Court of Appeals of Iowa

February 19, 2014

STATE OF IOWA, Plaintiff-Appellee,
v.
LAURA E. LOOTS, Defendant-Appellant

Editorial Note:

This opinion is subject to modification or correction by the court and is not final until the time for rehearing or further review has passed.

Appeal from the Iowa District Court for Des Moines County, Michael G. Dieterich, District Associate Judge. Laura Loots appeals the district court ruling denying her motion to suppress evidence discovered as a result of a traffic stop.

William Monroe, Burlington, for appellant.

Thomas J. Miller, Attorney General, Jean Pettinger, Assistant Attorney General, Patrick C. Jackson, County Attorney, and Justin Stonebrook, Assistant County Attorney, for appellee.

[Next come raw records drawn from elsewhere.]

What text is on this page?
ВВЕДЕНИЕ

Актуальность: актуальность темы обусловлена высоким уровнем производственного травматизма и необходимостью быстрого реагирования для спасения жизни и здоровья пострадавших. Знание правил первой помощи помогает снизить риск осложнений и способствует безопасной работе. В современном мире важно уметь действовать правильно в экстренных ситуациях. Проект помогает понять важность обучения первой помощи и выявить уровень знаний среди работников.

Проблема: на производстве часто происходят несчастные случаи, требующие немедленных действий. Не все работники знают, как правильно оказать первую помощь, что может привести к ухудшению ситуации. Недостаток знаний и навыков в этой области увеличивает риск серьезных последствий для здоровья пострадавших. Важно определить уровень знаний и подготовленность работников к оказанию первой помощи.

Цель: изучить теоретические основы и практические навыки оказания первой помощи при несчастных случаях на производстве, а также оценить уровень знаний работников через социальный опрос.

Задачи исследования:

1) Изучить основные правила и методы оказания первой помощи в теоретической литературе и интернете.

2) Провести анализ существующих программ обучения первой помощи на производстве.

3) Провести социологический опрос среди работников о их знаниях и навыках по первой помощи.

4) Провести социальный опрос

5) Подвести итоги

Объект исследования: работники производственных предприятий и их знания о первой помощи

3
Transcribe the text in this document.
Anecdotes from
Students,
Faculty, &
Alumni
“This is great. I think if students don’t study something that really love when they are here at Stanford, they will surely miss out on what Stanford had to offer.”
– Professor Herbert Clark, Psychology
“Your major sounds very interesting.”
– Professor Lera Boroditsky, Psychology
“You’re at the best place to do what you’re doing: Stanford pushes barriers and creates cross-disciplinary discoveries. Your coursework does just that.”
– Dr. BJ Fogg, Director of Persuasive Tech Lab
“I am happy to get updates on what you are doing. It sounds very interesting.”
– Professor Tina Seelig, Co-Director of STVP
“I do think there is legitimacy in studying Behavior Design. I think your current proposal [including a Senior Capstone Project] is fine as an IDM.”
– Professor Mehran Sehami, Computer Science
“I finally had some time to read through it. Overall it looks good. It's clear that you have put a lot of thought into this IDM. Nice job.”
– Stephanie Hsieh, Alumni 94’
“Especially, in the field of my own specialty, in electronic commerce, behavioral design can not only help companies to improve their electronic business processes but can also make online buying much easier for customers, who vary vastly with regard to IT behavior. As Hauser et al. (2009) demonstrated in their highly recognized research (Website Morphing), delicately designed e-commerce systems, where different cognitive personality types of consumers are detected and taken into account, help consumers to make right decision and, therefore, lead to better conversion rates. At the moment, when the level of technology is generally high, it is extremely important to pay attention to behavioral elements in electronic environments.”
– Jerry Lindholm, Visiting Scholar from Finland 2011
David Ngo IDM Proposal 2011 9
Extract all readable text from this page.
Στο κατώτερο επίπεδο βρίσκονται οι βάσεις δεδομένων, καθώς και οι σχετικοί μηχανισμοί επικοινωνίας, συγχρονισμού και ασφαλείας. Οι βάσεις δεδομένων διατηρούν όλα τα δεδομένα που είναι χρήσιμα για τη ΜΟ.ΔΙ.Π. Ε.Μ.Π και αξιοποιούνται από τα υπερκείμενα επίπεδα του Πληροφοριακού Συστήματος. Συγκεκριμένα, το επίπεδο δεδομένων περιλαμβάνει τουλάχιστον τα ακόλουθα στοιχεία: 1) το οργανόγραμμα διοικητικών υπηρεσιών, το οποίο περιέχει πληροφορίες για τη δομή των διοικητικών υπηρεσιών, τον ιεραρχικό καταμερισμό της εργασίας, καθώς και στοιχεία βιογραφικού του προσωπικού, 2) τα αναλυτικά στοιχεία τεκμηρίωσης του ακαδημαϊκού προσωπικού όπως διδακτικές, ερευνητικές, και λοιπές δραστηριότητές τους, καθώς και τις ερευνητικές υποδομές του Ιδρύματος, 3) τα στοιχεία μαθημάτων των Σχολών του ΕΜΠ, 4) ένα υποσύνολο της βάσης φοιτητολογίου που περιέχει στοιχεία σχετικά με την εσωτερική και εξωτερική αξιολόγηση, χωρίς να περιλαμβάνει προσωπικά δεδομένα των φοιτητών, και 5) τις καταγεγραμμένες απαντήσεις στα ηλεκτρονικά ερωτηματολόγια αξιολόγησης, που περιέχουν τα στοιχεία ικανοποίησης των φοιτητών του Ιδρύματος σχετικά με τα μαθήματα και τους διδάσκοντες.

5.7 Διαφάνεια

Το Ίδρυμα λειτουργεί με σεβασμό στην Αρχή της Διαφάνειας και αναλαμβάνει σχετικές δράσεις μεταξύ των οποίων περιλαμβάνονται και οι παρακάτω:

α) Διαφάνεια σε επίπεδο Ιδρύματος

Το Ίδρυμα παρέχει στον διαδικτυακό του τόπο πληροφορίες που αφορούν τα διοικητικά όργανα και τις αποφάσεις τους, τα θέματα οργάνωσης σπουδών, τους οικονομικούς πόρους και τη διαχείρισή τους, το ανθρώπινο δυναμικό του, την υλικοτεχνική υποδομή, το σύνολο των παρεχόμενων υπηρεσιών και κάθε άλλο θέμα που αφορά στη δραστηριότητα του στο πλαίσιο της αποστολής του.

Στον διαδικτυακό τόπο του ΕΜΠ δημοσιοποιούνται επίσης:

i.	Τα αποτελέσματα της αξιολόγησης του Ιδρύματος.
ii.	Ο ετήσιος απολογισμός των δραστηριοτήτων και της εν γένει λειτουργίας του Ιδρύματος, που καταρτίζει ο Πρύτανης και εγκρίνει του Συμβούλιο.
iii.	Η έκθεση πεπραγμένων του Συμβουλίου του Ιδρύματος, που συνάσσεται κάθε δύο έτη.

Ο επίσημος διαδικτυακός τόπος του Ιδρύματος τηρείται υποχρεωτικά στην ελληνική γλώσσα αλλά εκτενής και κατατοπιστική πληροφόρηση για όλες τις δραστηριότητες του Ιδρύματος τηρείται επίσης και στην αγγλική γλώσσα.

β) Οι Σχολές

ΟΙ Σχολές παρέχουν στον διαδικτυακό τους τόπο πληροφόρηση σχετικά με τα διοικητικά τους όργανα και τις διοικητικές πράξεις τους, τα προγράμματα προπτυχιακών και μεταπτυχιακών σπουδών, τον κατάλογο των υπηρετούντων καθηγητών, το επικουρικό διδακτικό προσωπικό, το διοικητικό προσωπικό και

Considered by Doyle, P.J., and Tabor and Bower, JJ.

OPINION

BOWER, J.

Laura Loots appeals the district court ruling denying her motion to suppress evidence discovered as a result of a traffic stop. Loots claims the record fails to show there was reasonable suspicion she was committing a crime when stopped for violating a local noise ordinance. We find the ordinance requires proof of two separate elements: that the sound be heard fifty feet from the motor vehicle, and create a noise disturbance. The record does not contain facts upon which we could objectively conclude there was a noise disturbance. Accordingly, there was no justification for the stop. We reverse and remand for a new trial.

I. Background Facts and Proceedings

Late in the evening of April 28, 2012, Burlington Police Officer Ryan Smith (Smith) was parked in a parking lot talking with two reserve sheriff deputies when he heard a loud sound approach. Identifying the sound as coming from a vehicle, later found to be operated by defendant Laura Loots (Loots), Smith conducted a traffic stop for violation of a local noise ordinance. Upon reaching Loots's vehicle, Smith smelled " an intoxicating beverage and marijuana" coming from inside. Marijuana was discovered as the result of a search of the vehicle. Loots was given a citation for violating the noise ordinance and later charged with possession of a controlled substance.

Loots filed a motion to suppress claiming the vehicle stop was an unconstitutional seizure. During the suppression hearing, Smith testified he stopped Loots because he could hear the music coming from her car from more than fifty feet away.[1] No other reason for the stop was given. Loots's attorney argued the Burlington City Code of Ordinances prohibits noise disturbances heard from more than fifty feet from the vehicle and further defines a noise disturbance as, in relevant part, a sound that annoys or disturbs a reasonable person of normal sensitivities. Arguing the officers had not testified as to any annoyance or disturbance, but only that the sound could be heard from more than fifty feet away, Loots's attorney asked the court to suppress the evidence located during the search. In response, the district court replied, " Well, the officers testified they could hear this noise more than fifty feet away. I'm assuming that it annoyed the officer when he made the stop." Overruling the motion to suppress, the court also pointed out Loots did not deny the officers allegation.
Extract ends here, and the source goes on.